By performing an ANOVA comparing 1PP and 3PP, we predict to find an increased level of arousal (but not necessarily of pleasure) after the vHIE, especially after the intervention in 1PP, as described in previous studies (17).
Correlations
The crucial correlation for our hypothesis concerns the relationship between Stroop task and fNIRS data: we’ll first investigate the cortical regions mainly activated during the Stroop task before the vHIE in both intervention conditions, as a baseline reference. Then, the (incongruent – neutral) contrasts for the two intervention conditions will be averaged as substrates for ROI analysis. The (incongruent – neutral) contrast for RT and ER with O2Hb changes in all ROIs will be treated with a repeated-measures ANOVA considering as factors intervention condition (1PP and 3PP) and time (before and after the vHIE).
In addition to that, as described in previous studies, we will examine the relation between Stroop data and cortical activation or TDMS results in a binominal manner (22,51): for each variable the following contrast will be calculated, {[(incongruent – neutral) of after vHIE] – [(incongruent – neutral) of before vHIE] in 1PP condition} – {[(incongruent – neutral) of after vHIE] – [(incongruent – neutral) of before vHIE] in 3PP condition}. Both values will be subjected to the McNemar test to examine the correspondence between the two incidences (66).
Data monitoring and auditing
According to the recommended guidelines for clinical research in Japan (https://www.mhlw.go.jp/topics/bukyoku/seisaku/kojin/dl/161228rinsyou.pdf) and the institution regulations, data monitoring by a third party is not applicable for the RCT here proposed, since we are not providing participants with any medications nor surgery (47).
Risks and benefits to participants
Participants are unlikely to encounter any serious risks or burdens.
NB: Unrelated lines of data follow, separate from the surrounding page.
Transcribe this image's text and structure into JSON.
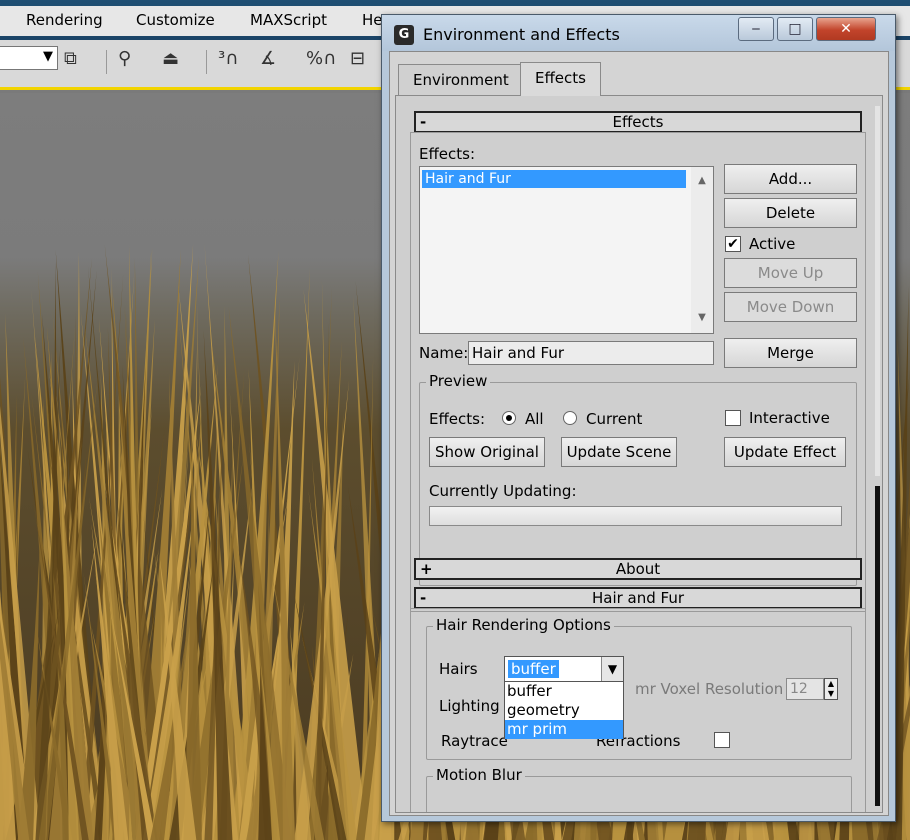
{
  "app": {
    "menu": [
      "Rendering",
      "Customize",
      "MAXScript",
      "He"
    ]
  },
  "dialog": {
    "title": "Environment and Effects",
    "logo": "G",
    "window_buttons": {
      "minimize": "‒",
      "maximize": "□",
      "close": "✕"
    },
    "tabs": [
      "Environment",
      "Effects"
    ],
    "active_tab": "Effects"
  },
  "effects_rollout": {
    "header": "Effects",
    "sign": "-",
    "effects_label": "Effects:",
    "list": [
      "Hair and Fur"
    ],
    "selected": "Hair and Fur",
    "buttons": {
      "add": "Add...",
      "delete": "Delete",
      "active": "Active",
      "move_up": "Move Up",
      "move_down": "Move Down",
      "merge": "Merge"
    },
    "active_checked": true,
    "name_label": "Name:",
    "name_value": "Hair and Fur"
  },
  "preview": {
    "label": "Preview",
    "effects_label": "Effects:",
    "radio_all": "All",
    "radio_current": "Current",
    "selected_radio": "All",
    "interactive": "Interactive",
    "interactive_checked": false,
    "show_original": "Show Original",
    "update_scene": "Update Scene",
    "update_effect": "Update Effect",
    "currently_updating": "Currently Updating:"
  },
  "about_rollout": {
    "header": "About",
    "sign": "+"
  },
  "hair_rollout": {
    "header": "Hair and Fur",
    "sign": "-",
    "options_label": "Hair Rendering Options",
    "hairs_label": "Hairs",
    "hairs_value": "buffer",
    "hairs_options": [
      "buffer",
      "geometry",
      "mr prim"
    ],
    "hairs_highlighted": "mr prim",
    "lighting_label": "Lighting",
    "voxel_label": "mr Voxel Resolution",
    "voxel_value": "12",
    "raytrace_label": "Raytrace the Reflections/Refractions",
    "raytrace_visible": "Raytrace",
    "raytrace_tail": "Refractions",
    "motion_blur_label": "Motion Blur"
  }
}
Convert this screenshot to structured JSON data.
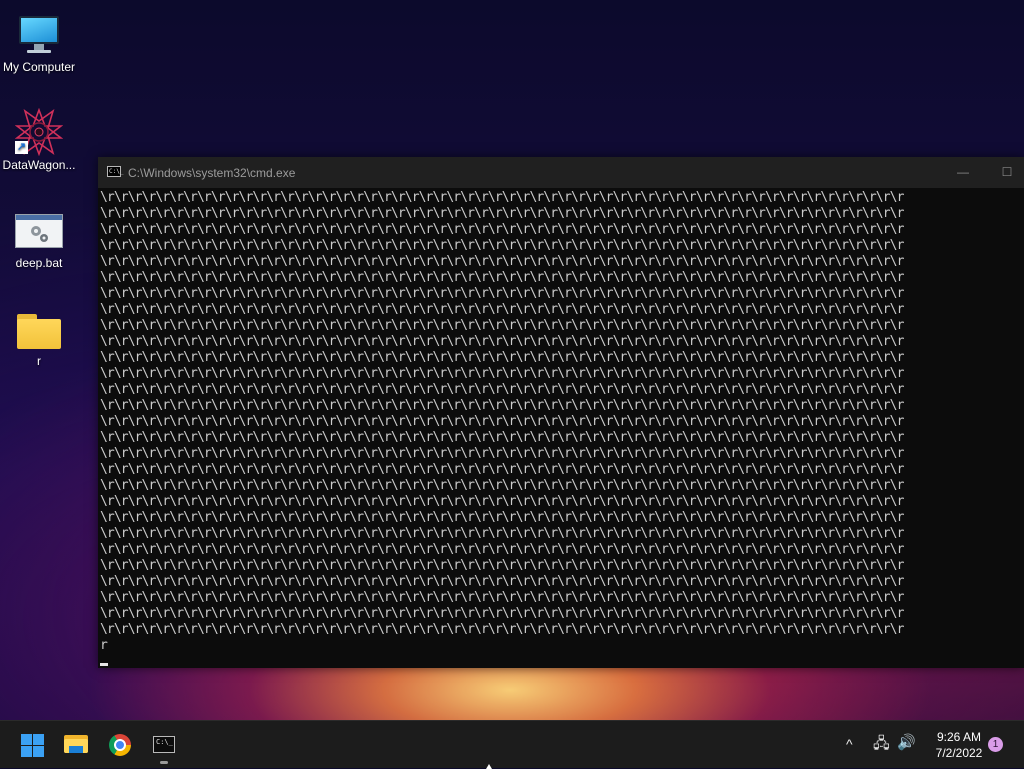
{
  "desktop": {
    "icons": [
      {
        "label": "My Computer",
        "icon": "monitor-icon"
      },
      {
        "label": "DataWagon...",
        "icon": "datawagon-star-icon"
      },
      {
        "label": "deep.bat",
        "icon": "batch-file-icon"
      },
      {
        "label": "r",
        "icon": "folder-icon"
      }
    ]
  },
  "cmd_window": {
    "title": "C:\\Windows\\system32\\cmd.exe",
    "minimize": "—",
    "maximize": "☐",
    "icon_text": "C:\\_",
    "output_repeat_unit": "\\r",
    "output_full_lines": 28,
    "output_repeats_per_line": 58,
    "output_last_line": "r"
  },
  "taskbar": {
    "apps": [
      "start-icon",
      "file-explorer-icon",
      "chrome-icon",
      "cmd-icon"
    ],
    "cmd_icon_text": "C:\\_",
    "tray": {
      "chevron": "^",
      "network": "🖧",
      "volume": "🔊"
    },
    "clock": {
      "time": "9:26 AM",
      "date": "7/2/2022"
    },
    "notification_count": "1"
  },
  "colors": {
    "terminal_bg": "#0c0c0c",
    "terminal_fg": "#cccccc",
    "titlebar_bg": "#202020",
    "taskbar_bg": "#1c1c1c",
    "windows_blue": "#3ba1f4",
    "notification_badge": "#d99ce8"
  }
}
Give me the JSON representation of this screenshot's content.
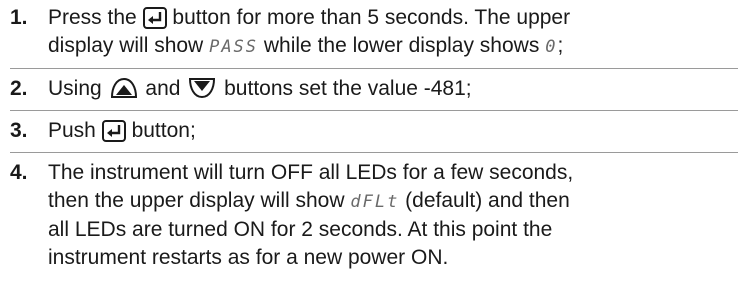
{
  "steps": [
    {
      "number": "1.",
      "line1_a": "Press the",
      "line1_b": "button for more than 5 seconds.  The upper",
      "line2_a": "display will show",
      "seg_pass": "PASS",
      "line2_b": "while the lower display shows",
      "seg_zero": "0",
      "line2_c": ";"
    },
    {
      "number": "2.",
      "text_a": "Using",
      "text_b": "and",
      "text_c": "buttons set the value -481;"
    },
    {
      "number": "3.",
      "text_a": "Push",
      "text_b": "button;"
    },
    {
      "number": "4.",
      "line1": "The instrument will turn OFF all LEDs for a few seconds,",
      "line2_a": "then the upper display will show",
      "seg_dflt": "dFLt",
      "line2_b": "(default) and then",
      "line3": "all LEDs are turned ON for 2 seconds. At this point the",
      "line4": "instrument restarts as for a new power ON."
    }
  ],
  "icons": {
    "enter": "enter-key-icon",
    "up": "up-arrow-key-icon",
    "down": "down-arrow-key-icon"
  }
}
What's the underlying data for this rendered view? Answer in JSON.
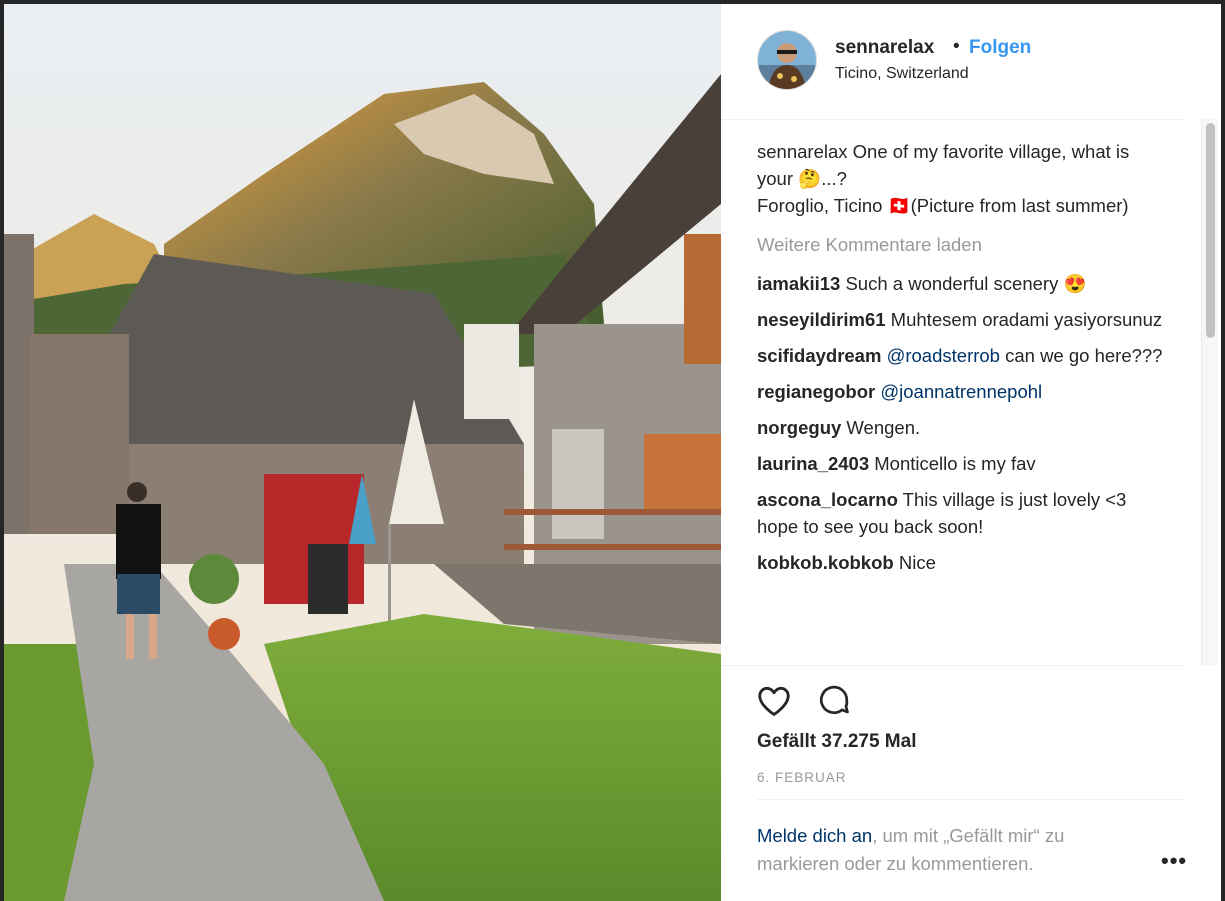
{
  "post": {
    "username": "sennarelax",
    "separator": "•",
    "follow_label": "Folgen",
    "location": "Ticino, Switzerland"
  },
  "caption": {
    "username": "sennarelax",
    "text_part1": " One of my favorite village, what is your ",
    "emoji_think": "🤔",
    "text_part2": "...?",
    "text_part3": "Foroglio, Ticino ",
    "flag": "🇨🇭",
    "text_part4": "(Picture from last summer)"
  },
  "load_more_label": "Weitere Kommentare laden",
  "comments": [
    {
      "user": "iamakii13",
      "text": " Such a wonderful scenery ",
      "emoji": "😍"
    },
    {
      "user": "neseyildirim61",
      "text": " Muhtesem oradami yasiyorsunuz"
    },
    {
      "user": "scifidaydream",
      "mention": "@roadsterrob",
      "text": " can we go here???"
    },
    {
      "user": "regianegobor",
      "mention": "@joannatrennepohl",
      "text": ""
    },
    {
      "user": "norgeguy",
      "text": " Wengen."
    },
    {
      "user": "laurina_2403",
      "text": " Monticello is my fav"
    },
    {
      "user": "ascona_locarno",
      "text": " This village is just lovely <3 hope to see you back soon!"
    },
    {
      "user": "kobkob.kobkob",
      "text": " Nice"
    }
  ],
  "actions": {
    "like_icon": "heart-icon",
    "comment_icon": "comment-icon"
  },
  "likes_text": "Gefällt 37.275 Mal",
  "date": "6. FEBRUAR",
  "login_prompt": {
    "link": "Melde dich an",
    "rest": ", um mit „Gefällt mir“ zu markieren oder zu kommentieren."
  },
  "more_options_label": "•••",
  "colors": {
    "link_blue": "#3897f0",
    "mention_blue": "#003569",
    "muted_gray": "#999999",
    "text_dark": "#262626"
  }
}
Participants will possibly experience fatigue and discomfort during the Stroop task and the fNIRS recording. The participant will be informed in advance that, should they feel any discomfort, the test can be interrupted at any time.
The interventions in IVR are not particularly difficult and should not cause the participants any pain since they just have to stay still. Possibly, participants may experience a sense of dizziness or nausea due to the IVR display; to avoid that, exclusion criteria mention that people who are very sensitive to motion sickness are excluded. Anyway, if for some reason the participant experiences any discomfort, they will have been previously informed that they may immediately interrupt the training. Any adverse event will be formally reported.
In accordance with the regulations of the institution, the participants will be given a monetary reward, based on the number of hours invested performing the experiment. Therefore, in case of the participant decides to leave the ongoing experiment, he/she won’t receive any reward (i.e., only participants who complete the entire experiment will be rewarded).